There is talk in Washington that over 1000 contractors have been killed to date in Iraq. The number becomes understandable when you discover the extent of the use of contractors in that beleaguered nation.
The number of U.S.-paid private contractors in Iraq now exceeds that of American combat troops, newly released figures show, raising fresh questions about the privatization of the war effort and the government's capacity to carry out military and rebuilding campaigns.
More than 180,000 civilians — including Americans, foreigners and Iraqis — are working in Iraq under U.S. contracts, according to State and Defense department figures obtained by the Los Angeles Times.
Including the recent troop buildup, 160,000 soldiers and a few thousand civilian government employees are stationed in Iraq.
The total number of private contractors, far higher than previously reported, shows how heavily the Bush administration has relied on corporations to carry out the occupation of Iraq — a mission criticized as being undermanned.
"These numbers are big," said Peter Singer, a Brookings Institution scholar who has written on military contracting. "They illustrate better than anything that we went in without enough troops. This is not the coalition of the willing. It's the coalition of the billing." ...
But there are also signs that even those mounting numbers may not capture the full picture. Private security contractors, who are hired to protect government officials and buildings, were not fully counted in the survey, according to industry and government officials.
Continuing uncertainty over the numbers of armed contractors drew special criticism from military experts.
"We don't have control of all the coalition guns in Iraq. That's dangerous for our country," said William Nash, a retired Army general and reconstruction expert. The Pentagon "is hiring guns.

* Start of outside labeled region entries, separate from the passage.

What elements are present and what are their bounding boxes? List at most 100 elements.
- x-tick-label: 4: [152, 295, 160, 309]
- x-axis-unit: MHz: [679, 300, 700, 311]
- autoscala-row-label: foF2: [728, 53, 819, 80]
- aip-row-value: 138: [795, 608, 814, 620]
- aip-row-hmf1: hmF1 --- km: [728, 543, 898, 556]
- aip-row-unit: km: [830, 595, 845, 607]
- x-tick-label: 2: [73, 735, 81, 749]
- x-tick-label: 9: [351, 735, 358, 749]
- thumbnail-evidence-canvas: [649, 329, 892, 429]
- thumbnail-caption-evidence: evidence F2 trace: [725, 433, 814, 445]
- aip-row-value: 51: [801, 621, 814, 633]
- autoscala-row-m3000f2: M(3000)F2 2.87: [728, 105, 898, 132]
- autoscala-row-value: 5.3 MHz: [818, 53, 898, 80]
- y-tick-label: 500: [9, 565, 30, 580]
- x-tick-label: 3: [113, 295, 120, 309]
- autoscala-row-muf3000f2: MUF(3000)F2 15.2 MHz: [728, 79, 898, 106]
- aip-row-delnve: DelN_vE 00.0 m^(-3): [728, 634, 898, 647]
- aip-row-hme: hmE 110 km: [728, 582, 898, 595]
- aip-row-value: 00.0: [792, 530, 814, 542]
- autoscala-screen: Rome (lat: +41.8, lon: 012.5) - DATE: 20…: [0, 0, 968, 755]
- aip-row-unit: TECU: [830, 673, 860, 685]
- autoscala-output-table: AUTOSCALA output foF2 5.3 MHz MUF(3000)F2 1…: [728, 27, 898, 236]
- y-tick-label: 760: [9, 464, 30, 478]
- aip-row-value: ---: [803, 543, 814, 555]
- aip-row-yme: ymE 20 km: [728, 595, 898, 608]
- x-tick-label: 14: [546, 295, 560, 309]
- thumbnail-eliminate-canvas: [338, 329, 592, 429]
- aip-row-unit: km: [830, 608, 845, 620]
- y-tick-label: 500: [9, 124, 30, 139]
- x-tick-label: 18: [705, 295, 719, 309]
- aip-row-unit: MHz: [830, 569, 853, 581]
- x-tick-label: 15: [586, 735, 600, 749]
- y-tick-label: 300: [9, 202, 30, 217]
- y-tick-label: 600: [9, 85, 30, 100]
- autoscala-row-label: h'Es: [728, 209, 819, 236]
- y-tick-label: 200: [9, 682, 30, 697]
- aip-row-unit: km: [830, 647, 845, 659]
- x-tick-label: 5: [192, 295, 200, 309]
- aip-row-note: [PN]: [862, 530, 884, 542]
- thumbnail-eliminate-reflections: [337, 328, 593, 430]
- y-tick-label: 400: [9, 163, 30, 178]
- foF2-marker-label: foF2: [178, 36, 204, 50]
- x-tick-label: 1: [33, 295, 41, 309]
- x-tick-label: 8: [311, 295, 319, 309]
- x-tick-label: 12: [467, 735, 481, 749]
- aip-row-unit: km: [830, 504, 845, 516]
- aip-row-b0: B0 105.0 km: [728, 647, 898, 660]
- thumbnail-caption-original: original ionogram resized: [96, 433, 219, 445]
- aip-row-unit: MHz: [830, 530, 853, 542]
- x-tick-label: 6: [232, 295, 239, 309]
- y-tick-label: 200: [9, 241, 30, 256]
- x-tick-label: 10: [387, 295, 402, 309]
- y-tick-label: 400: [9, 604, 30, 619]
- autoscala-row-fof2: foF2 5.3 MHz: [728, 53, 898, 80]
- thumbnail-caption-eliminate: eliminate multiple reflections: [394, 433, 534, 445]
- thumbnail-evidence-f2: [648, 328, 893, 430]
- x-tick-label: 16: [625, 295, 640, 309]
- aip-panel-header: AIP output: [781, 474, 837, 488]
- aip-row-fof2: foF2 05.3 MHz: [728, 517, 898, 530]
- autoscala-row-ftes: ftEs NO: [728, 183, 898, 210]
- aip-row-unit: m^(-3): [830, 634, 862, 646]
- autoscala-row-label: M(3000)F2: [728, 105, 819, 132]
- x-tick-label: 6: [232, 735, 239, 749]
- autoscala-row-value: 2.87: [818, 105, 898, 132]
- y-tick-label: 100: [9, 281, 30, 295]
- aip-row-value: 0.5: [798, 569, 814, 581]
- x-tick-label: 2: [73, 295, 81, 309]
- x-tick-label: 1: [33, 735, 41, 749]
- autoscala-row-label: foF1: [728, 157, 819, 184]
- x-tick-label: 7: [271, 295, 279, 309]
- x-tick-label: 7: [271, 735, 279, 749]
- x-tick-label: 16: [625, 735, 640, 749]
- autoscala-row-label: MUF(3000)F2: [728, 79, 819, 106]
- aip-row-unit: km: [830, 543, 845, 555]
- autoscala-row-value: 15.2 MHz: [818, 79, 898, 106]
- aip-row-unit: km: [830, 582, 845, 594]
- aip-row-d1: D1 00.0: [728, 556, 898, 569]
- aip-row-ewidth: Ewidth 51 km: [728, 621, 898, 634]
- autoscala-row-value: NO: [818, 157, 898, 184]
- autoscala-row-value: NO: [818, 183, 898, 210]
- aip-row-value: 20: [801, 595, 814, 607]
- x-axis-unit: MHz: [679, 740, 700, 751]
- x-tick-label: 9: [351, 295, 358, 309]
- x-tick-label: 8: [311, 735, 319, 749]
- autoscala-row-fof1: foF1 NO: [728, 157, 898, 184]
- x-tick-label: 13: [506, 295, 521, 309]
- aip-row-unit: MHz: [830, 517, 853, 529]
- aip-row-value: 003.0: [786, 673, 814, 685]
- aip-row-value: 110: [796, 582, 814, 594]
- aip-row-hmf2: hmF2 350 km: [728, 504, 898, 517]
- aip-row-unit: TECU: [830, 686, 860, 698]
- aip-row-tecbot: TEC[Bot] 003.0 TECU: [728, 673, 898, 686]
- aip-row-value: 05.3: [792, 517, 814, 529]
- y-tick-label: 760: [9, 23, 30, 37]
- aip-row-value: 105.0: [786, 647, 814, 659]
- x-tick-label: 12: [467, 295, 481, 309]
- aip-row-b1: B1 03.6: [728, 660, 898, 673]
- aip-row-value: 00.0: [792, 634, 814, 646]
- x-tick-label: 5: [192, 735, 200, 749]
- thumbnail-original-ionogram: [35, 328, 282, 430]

You can rationalize it all you want, but that's obscene." ...
Adding an element of potential confusion, no single agency keeps track of the number or location of contractors.
In response to demands from Congress, the U.S. Central Command began a census last year of the number of contractors working on U.S. and Iraqi bases to determine how much food, water and shelter was needed.
That census, provided to The Times under the Freedom of Information Act, shows about 130,000 contractors and subcontractors of different nationalities working at U.S. and Iraqi military bases.
However, U.S. military officials acknowledged that the census did not include other government agencies, including the U.S. Agency for International Development and the State Department
2 Comments:
Wow
Yeah. I had been wondering why the costs of the war were exorbitantly higher than reasonable even for a clusterfuck of the magnitude of the Iraq war.
I was betting graft. But the pay for these folks has got to be a big chunk of the tab.
Which leads me back to my original thought -- graft -- knowing the ease of ghosting and other payroll skullduggery.